On Mon, Oct 17, 2016 at 3:31 PM, phil@highoctane.be phil@highoctane.be wrote:
On Mon, Oct 17, 2016 at 8:59 AM, Esteban Lorenzano estebanlm@gmail.com wrote:
On 17 Oct 2016, at 02:07, Ben Coman btc@openInWorld.com wrote:
Phil, Could you outline the steps. Are you doing something other than this... https://github.com/pharo-project/pharo-vm
I think he is talking “in general”, not about the VM in particular.
In general. But also about the VM since I wanted to build it for OSX/Win/Linux and CMake + the image code supporting it, while initially a royal PITA (version had to be correct etc) proved to be very useful for a lot of things because it was all logical, variables could be set nicely etc. The CMake UI also allows to detect for a number of crappy mistakes, so, a godsend.
It can also generate XCode project files, which is very useful.
autoconf and makefiles, no thanks.
The image side CMake support looks great to me, better than the VMMaker green UI, which well, let's keep it at that.
It also working nice with a CI server, so why use stoneage tooling when you have a more modern one available?
Learn the damn CMake and profit. We want a great VM, let's use great tools.
A lot of the stuff I read make CMake seem much better, but actually it seems slow - particularly "rebuild leaf" for the 4-level 1112 files ... http://www.kaizou.org/2016/09/build-benchmark-large-c-project.html
I see... $ cd opensmalltalk-vm $ find . -name "*.c" | wc -l #==> 2128 $ find . -name "*.h" | wc -l #==> 1769 but I guess typically we're not building everything, more like... $ find platforms/unix -name "*.c" | wc -l #==> 71 $ find platforms/unix -name "*.h" | wc -l #==> 39 $ find spursrc -name "*.c" | wc -l #==> 6 $ find spursrc -name "*.h" | wc -l #==> 6 which is more in the ballpark of 3-level 100 files.

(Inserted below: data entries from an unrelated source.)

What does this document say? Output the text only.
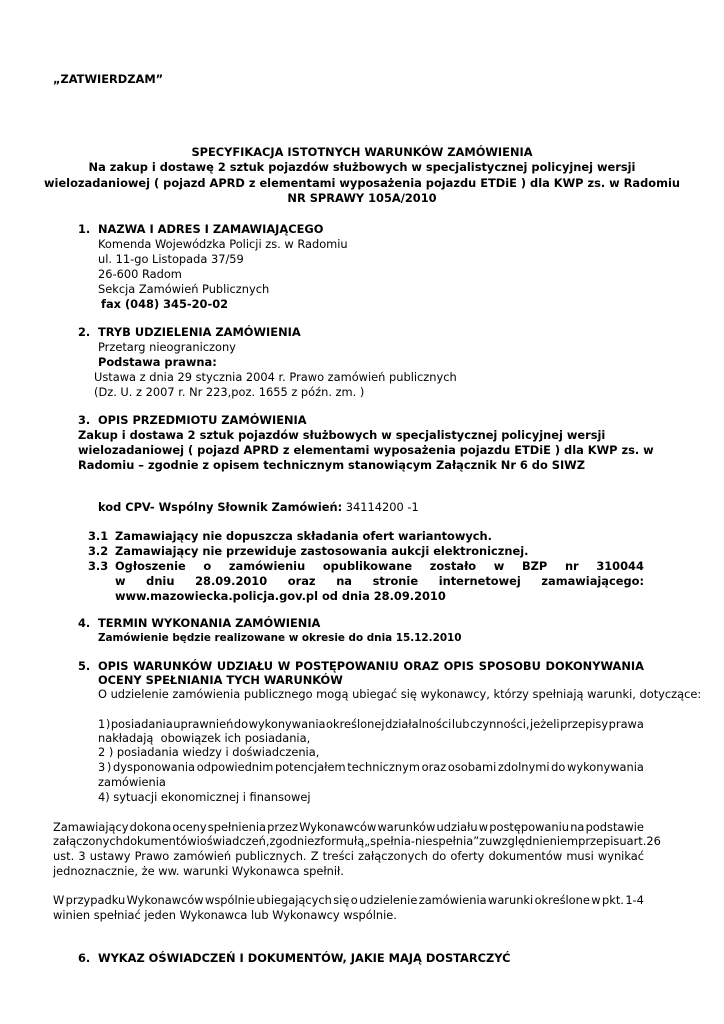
„ZATWIERDZAM”
SPECYFIKACJA ISTOTNYCH WARUNKÓW ZAMÓWIENIA
Na zakup i dostawę 2 sztuk pojazdów służbowych w specjalistycznej policyjnej wersji
wielozadaniowej ( pojazd APRD z elementami wyposażenia pojazdu ETDiE ) dla KWP zs. w Radomiu
NR SPRAWY 105A/2010
1. NAZWA I ADRES I ZAMAWIAJĄCEGO
Komenda Wojewódzka Policji zs. w Radomiu
ul. 11-go Listopada 37/59
26-600 Radom
Sekcja Zamówień Publicznych
fax (048) 345-20-02
2. TRYB UDZIELENIA ZAMÓWIENIA
Przetarg nieograniczony
Podstawa prawna:
Ustawa z dnia 29 stycznia 2004 r. Prawo zamówień publicznych
(Dz. U. z 2007 r. Nr 223,poz. 1655 z późn. zm. )
3. OPIS PRZEDMIOTU ZAMÓWIENIA
Zakup i dostawa 2 sztuk pojazdów służbowych w specjalistycznej policyjnej wersji
wielozadaniowej ( pojazd APRD z elementami wyposażenia pojazdu ETDiE ) dla KWP zs. w
Radomiu – zgodnie z opisem technicznym stanowiącym Załącznik Nr 6 do SIWZ
kod CPV- Wspólny Słownik Zamówień: 34114200 -1
3.1 Zamawiający nie dopuszcza składania ofert wariantowych.
3.2 Zamawiający nie przewiduje zastosowania aukcji elektronicznej.
3.3 Ogłoszenie o zamówieniu opublikowane zostało w BZP nr 310044
w dniu 28.09.2010 oraz na stronie internetowej zamawiającego:
www.mazowiecka.policja.gov.pl od dnia 28.09.2010
4. TERMIN WYKONANIA ZAMÓWIENIA
Zamówienie będzie realizowane w okresie do dnia 15.12.2010
5. OPIS WARUNKÓW UDZIAŁU W POSTĘPOWANIU ORAZ OPIS SPOSOBU DOKONYWANIA
OCENY SPEŁNIANIA TYCH WARUNKÓW
O udzielenie zamówienia publicznego mogą ubiegać się wykonawcy, którzy spełniają warunki, dotyczące:
1 ) posiadania uprawnień do wykonywania określonej działalności lub czynności, jeżeli przepisy prawa
nakładają  obowiązek ich posiadania,
2 ) posiadania wiedzy i doświadczenia,
3 ) dysponowania odpowiednim potencjałem technicznym oraz osobami zdolnymi do wykonywania
zamówienia
4) sytuacji ekonomicznej i finansowej
Zamawiający dokona oceny spełnienia przez Wykonawców warunków udziału w postępowaniu na podstawie
załączonych dokumentów i oświadczeń, zgodnie z formułą „spełnia-nie spełnia” z uwzględnieniem przepisu art. 26
ust. 3 ustawy Prawo zamówień publicznych. Z treści załączonych do oferty dokumentów musi wynikać
jednoznacznie, że ww. warunki Wykonawca spełnił.
W przypadku Wykonawców wspólnie ubiegających się o udzielenie zamówienia warunki określone w pkt. 1-4
winien spełniać jeden Wykonawca lub Wykonawcy wspólnie.
6. WYKAZ OŚWIADCZEŃ I DOKUMENTÓW, JAKIE MAJĄ DOSTARCZYĆ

I found "Recursive Make Considered Harmful" an interesting read... http://aegis.sourceforge.net/auug97.pdf
and why CMake generates recursive Makefiles... https://cmake.org/Wiki/CMake_FAQ#Why_does_CMake_generate_recursive_Makefiles...
and how automake can generate non-recursive makefiles... https://www.murrayc.com/permalink/2009/07/24/non-recursive-automake-is-the-b... http://karelzak.blogspot.com.au/2013/02/non-recursive-automake.html
with some annecdotal reports on the benefits on non-recursive makefiles http://stackoverflow.com/questions/559216/what-is-your-experience-with-non-r...
and some tips for handmade Makefiles... http://david.rothlis.net/large-gnu-make/
I bumped into an interesting discussion from a project considering to move from autoconf to Cmake. I was particularly surprised to read that cross-compilation was apparently easier with autoconf than Cmake, since after all CMake is "Cross Platform Make" https://github.com/libjpeg-turbo/libjpeg-turbo/issues/56 and if/when I get back to looking porting to at Xen Rump kernel, cross compilation will be important. Although I remember when doing the tiny Rump tutorial for each of autoconf and Cmake, the latter felt more natural.
Also btw, it seems there is future potential to cross-compile native Windows binaries from Linux with Microsoft donating their debugging Codegen to LLVM, https://blogs.msdn.microsoft.com/vcblog/2015/12/04/clang-with-microsoft-code... http://lists.llvm.org/pipermail/llvm-dev/2015-October/091847.html and some people have previously used the MSVC command-line cl.exe over Wine https://oxygene.sk/2010/09/cross-compiling-with-cmake-and-autotools/ http://www.kegel.com/wine/cl-howto-win7sdk.html http://nullprogram.com/blog/2016/06/13/
CMake's ability to generate different build systems is certainly attractive, but having a common set of make files across all platforms might be just as useful from a support perspective.
I don't really know which way to jump, and sorry I guess none of this discussion helps Gerardo's original query about where best to direct his energy.